I'm having the same issue with PR #233

This PR breaks those of us who use fasteners instead of the deprecated and not updated since 2015 lockfile module. Both fasteners and oslo.concurrency are recommended replacements:

Note: This package is deprecated. It is highly preferred that instead of using this code base that instead fasteners or oslo.concurrency is used instead.

However, neither of those accepts an expires= argument on their .lock() method interface.

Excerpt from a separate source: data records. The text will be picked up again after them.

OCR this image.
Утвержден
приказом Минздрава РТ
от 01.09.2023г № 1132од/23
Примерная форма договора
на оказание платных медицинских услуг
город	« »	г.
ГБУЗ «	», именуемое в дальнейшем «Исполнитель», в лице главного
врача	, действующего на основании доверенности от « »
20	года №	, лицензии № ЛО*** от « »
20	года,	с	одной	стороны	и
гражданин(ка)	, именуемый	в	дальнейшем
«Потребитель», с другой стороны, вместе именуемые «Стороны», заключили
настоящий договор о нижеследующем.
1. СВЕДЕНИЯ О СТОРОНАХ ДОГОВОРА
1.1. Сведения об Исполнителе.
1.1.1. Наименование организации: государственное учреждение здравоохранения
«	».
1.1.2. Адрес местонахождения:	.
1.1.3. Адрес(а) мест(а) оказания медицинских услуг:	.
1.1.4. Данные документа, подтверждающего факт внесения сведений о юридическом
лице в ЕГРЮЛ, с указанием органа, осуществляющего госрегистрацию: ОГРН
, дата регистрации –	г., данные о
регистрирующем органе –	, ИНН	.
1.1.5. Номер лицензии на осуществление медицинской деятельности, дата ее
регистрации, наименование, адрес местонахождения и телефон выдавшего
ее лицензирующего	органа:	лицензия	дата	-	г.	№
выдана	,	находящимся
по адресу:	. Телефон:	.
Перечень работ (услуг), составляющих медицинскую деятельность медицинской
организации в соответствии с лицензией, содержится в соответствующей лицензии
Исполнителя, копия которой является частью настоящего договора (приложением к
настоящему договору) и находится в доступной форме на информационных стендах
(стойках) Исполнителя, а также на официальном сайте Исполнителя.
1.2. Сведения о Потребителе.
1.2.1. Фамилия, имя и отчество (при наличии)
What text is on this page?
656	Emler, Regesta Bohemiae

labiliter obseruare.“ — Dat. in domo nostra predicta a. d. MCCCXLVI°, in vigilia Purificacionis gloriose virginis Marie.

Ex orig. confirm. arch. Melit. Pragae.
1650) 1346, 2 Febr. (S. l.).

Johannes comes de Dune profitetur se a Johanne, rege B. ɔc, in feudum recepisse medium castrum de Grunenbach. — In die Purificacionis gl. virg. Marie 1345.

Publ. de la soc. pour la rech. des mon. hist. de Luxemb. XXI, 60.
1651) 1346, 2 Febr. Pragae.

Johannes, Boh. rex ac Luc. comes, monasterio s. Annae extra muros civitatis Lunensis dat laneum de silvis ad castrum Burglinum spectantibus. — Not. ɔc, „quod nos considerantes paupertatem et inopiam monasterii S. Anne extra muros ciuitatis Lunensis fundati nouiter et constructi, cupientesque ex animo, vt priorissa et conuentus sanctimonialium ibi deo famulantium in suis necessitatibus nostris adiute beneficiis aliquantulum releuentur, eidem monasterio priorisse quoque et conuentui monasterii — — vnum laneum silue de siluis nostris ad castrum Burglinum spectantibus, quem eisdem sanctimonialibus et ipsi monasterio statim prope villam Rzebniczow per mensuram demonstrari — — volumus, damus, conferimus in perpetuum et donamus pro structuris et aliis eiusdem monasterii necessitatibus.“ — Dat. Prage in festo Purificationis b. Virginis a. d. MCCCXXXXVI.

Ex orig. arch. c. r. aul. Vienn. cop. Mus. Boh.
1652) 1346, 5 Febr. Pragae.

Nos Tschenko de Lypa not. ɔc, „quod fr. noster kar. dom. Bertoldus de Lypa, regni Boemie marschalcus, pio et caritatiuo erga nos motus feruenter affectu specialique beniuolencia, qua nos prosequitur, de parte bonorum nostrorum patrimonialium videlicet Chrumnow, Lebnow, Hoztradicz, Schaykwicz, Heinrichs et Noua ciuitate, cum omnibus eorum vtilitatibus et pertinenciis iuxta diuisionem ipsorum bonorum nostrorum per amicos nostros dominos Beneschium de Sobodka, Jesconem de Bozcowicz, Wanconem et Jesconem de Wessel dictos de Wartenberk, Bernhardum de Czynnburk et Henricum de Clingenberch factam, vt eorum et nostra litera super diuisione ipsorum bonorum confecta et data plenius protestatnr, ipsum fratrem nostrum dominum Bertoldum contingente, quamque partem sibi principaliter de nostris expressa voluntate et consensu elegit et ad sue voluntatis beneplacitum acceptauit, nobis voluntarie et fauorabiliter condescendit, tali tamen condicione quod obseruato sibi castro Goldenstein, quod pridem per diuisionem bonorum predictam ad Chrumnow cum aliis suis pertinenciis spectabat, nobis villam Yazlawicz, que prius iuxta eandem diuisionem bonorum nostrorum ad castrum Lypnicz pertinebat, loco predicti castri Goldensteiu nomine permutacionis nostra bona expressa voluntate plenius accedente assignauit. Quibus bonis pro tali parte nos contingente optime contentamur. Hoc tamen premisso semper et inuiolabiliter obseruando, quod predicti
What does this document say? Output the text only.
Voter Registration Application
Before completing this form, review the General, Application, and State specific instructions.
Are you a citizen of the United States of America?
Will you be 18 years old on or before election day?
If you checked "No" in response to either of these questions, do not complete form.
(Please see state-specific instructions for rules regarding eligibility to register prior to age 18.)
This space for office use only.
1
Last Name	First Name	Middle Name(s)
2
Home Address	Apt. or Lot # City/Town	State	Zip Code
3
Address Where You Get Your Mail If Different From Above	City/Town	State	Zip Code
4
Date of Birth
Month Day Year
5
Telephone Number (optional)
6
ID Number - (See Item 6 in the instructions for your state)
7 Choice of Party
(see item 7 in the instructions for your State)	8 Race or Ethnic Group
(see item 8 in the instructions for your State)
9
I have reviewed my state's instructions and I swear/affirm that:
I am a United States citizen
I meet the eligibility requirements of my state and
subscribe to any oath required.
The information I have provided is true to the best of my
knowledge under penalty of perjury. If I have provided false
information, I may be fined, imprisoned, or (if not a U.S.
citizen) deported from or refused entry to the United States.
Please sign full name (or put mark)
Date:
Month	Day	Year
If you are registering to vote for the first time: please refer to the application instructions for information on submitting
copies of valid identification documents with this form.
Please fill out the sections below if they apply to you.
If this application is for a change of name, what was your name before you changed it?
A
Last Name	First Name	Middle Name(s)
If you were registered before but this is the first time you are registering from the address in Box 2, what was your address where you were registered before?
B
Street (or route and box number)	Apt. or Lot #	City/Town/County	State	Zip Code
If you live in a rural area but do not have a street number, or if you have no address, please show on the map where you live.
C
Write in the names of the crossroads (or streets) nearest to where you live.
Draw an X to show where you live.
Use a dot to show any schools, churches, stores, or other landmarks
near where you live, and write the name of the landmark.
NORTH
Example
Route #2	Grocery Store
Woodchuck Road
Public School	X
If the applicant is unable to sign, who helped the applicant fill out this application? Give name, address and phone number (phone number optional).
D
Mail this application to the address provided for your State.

See also https://github.com/ionrock/cachecontrol/issues/109 which I appear to have opened a few years ago. 😁

An alternative referenced there is https://github.com/tox-dev/py-filelock.git - which also does not support the concept of expiry.

dsully avatar Nov 08 '21 21:11 dsully

i don't know when this was introduced, but this also causes a regression in feed2exec: https://gitlab.com/anarcat/feed2exec/-/issues/22

basically, the set parameter to the cache backend now should expect an expires parameter, which is new. it's not mentioned in the release notes, for what it's worth, and it doesn't seem like a minor version bump signaled the API change either... 0.12.6 worked fine and 0.12.10 (or before?) broke it.

i patched it with: https://gitlab.com/anarcat/feed2exec/-/commit/c5563d093cfd6e86123438cacee9358ac491cbc7.patch

but it would be nice to have a little heads up for things like this. :)

anarcat avatar Dec 10 '21 20:12 anarcat

oh, and thanks for implementing this feature, quite nice!

anarcat avatar Dec 10 '21 20:12 anarcat